Personal information
- Born: July 30, 1983 (age 41) Belgrade, SR Serbia, SFR Yugoslavia
- Nationality: Serbian
- Listed height: 6 ft 5 in (1.96 m)
- Listed weight: 198 lb (90 kg)

Career information
- NBA draft: 2005: undrafted
- Playing career: 2002–2019
- Position: Point guard / shooting guard

Career history
- 2002–2003: Sloga
- 2003–2007: Crvena zvezda
- 2007–2009: Fuenlabrada
- 2009–2010: Crvena zvezda
- 2010–2011: FMP
- 2011–2013: Crvena zvezda
- 2013–2014: Türk Telekom
- 2014–2015: Śląsk Wrocław
- 2015–2019: Igokea

Career highlights
- 2× Bosnian League champion (2016, 2017); 3× Serbian Cup winner (2004, 2006, 2013); 4× Bosnian Cup winner (2016–2019);

= Vuk Radivojević =

Serbian basketball player

Vuk Radivojević (Вук Радивојевић, born July 30, 1983) is a retired Serbian professional basketball player. He represented the Serbian national basketball team internationally. He is currently the sports director for Igokea m:tel of the Bosnian League and the ABA League.

==Professional career==
Radivojević had his first senior basketball experience with KK Sloga in 2002, after which he spent four years playing for Crvena zvezda, eventually becoming its captain. After two seasons spent in Spanish Fuenlabrada, then a member of the ACB League, he returned to Belgrade and played a season for Red Star and then another for FMP. In November 2013, he signed with Türk Telekom. On December 29, 2014, he signed with Śląsk Wrocław for the rest of the season.

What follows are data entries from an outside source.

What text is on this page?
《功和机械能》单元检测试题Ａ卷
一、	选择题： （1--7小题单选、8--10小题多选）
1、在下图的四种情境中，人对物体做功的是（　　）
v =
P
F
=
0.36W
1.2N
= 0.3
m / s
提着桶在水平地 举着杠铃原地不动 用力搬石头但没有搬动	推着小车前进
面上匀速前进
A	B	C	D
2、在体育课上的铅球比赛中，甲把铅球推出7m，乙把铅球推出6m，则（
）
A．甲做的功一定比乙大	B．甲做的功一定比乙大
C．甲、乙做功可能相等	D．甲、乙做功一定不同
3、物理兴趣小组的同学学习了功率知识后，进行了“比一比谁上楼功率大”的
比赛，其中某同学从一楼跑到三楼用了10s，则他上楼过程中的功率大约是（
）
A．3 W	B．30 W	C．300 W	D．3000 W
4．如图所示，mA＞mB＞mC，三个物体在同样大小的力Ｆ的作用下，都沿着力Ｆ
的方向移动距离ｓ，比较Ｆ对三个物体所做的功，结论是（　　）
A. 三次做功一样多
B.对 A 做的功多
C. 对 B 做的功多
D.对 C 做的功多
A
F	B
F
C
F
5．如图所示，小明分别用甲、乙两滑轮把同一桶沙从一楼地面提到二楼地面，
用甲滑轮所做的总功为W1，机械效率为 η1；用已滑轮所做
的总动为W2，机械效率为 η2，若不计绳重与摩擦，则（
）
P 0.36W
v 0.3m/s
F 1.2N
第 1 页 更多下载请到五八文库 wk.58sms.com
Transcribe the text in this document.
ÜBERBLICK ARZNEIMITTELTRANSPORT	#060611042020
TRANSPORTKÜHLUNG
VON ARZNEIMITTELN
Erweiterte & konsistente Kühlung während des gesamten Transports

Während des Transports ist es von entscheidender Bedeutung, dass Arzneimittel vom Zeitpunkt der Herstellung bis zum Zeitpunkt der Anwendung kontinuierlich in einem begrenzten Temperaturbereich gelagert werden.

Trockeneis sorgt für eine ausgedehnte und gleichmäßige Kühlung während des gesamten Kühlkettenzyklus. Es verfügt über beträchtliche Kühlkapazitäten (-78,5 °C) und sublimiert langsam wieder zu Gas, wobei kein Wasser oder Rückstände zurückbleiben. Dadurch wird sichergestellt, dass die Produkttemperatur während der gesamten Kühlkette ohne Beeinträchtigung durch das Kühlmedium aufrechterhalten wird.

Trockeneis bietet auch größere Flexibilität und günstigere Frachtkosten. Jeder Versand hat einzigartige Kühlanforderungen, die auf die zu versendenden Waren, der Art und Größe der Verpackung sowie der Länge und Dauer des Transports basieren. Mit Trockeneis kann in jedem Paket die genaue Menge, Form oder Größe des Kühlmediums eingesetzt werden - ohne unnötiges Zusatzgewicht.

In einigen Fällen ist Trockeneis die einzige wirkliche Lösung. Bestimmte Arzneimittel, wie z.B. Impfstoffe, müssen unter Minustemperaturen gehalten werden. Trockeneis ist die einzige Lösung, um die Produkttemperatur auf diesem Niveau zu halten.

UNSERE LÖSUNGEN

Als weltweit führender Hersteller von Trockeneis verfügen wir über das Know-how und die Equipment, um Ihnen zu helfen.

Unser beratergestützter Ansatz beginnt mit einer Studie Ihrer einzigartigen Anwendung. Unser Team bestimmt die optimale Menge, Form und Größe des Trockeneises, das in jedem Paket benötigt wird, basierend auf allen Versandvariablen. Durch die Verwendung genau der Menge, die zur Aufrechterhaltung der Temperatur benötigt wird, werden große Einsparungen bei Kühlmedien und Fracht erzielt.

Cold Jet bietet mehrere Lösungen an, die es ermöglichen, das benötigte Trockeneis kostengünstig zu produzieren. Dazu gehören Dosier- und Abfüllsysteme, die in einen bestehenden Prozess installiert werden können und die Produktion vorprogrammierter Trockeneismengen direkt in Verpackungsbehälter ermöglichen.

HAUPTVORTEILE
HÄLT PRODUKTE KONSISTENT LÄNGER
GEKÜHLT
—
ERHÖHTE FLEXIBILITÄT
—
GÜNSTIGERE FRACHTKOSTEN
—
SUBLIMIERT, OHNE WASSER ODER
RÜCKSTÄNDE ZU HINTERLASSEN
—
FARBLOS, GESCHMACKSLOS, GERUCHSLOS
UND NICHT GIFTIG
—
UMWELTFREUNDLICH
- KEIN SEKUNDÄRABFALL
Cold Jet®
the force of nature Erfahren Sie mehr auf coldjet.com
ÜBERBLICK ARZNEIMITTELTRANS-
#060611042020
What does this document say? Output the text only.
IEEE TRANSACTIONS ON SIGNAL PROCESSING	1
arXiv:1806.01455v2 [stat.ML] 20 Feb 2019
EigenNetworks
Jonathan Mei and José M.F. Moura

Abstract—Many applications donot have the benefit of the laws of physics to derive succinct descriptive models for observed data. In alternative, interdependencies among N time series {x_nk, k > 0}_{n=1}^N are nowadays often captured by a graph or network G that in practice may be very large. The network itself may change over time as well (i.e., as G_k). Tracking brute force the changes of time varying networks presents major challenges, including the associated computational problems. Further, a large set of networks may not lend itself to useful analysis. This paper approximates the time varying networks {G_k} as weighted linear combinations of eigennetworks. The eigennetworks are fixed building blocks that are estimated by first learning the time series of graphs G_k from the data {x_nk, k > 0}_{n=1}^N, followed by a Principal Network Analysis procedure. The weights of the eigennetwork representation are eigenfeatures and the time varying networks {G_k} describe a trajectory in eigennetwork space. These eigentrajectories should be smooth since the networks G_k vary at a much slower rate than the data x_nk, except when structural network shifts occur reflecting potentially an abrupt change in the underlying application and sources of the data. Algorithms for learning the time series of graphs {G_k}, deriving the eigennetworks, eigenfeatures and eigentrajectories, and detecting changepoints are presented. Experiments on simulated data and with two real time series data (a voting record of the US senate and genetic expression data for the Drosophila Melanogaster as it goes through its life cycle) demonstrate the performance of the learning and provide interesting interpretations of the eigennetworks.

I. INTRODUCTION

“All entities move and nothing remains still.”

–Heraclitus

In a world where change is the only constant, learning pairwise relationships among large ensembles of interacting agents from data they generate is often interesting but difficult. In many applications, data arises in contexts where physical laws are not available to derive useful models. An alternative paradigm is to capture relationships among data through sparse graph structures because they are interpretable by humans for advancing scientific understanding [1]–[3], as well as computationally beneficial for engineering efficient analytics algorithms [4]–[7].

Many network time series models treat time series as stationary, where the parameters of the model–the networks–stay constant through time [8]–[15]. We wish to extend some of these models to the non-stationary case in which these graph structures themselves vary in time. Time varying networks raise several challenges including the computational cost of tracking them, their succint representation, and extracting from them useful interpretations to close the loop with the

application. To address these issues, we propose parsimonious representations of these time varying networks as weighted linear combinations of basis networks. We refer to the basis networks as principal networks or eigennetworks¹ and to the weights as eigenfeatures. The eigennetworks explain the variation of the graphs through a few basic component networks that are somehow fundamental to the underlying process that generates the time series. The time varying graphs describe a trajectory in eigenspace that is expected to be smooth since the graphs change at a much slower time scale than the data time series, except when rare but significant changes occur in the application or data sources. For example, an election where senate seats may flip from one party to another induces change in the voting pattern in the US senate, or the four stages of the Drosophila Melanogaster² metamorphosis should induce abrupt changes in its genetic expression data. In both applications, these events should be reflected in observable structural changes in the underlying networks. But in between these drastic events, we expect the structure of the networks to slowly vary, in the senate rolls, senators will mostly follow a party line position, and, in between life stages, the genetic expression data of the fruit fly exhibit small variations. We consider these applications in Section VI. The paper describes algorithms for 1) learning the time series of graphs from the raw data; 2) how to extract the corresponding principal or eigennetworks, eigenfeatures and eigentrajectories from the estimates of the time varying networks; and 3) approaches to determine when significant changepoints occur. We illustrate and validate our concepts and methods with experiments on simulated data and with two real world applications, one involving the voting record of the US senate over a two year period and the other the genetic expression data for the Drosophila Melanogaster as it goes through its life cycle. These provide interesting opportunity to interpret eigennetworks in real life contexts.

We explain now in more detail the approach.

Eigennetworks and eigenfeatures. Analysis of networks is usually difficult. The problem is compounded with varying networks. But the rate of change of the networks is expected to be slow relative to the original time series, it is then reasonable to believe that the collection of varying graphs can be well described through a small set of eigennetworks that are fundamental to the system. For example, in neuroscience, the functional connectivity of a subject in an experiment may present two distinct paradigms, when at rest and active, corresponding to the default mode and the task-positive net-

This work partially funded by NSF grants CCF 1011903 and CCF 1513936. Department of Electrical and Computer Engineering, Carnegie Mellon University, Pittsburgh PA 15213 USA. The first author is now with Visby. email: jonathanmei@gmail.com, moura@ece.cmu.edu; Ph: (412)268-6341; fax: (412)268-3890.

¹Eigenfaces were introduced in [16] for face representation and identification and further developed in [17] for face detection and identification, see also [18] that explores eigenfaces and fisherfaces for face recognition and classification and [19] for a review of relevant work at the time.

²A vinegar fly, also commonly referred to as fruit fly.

On September 30, 2015, Radivojević signed a contract with the Bosnian team Igokea. He debuted for the team in 67–56 loss to Cedevita Zagreb in Round 1 of the ABA League; he scored 8 points on 3 from 14 shooting from the field.

In June 2019, Radivojević announced his retirement from playing career.

==National team career==
He was a member of the Serbian national basketball team at EuroBasket 2007.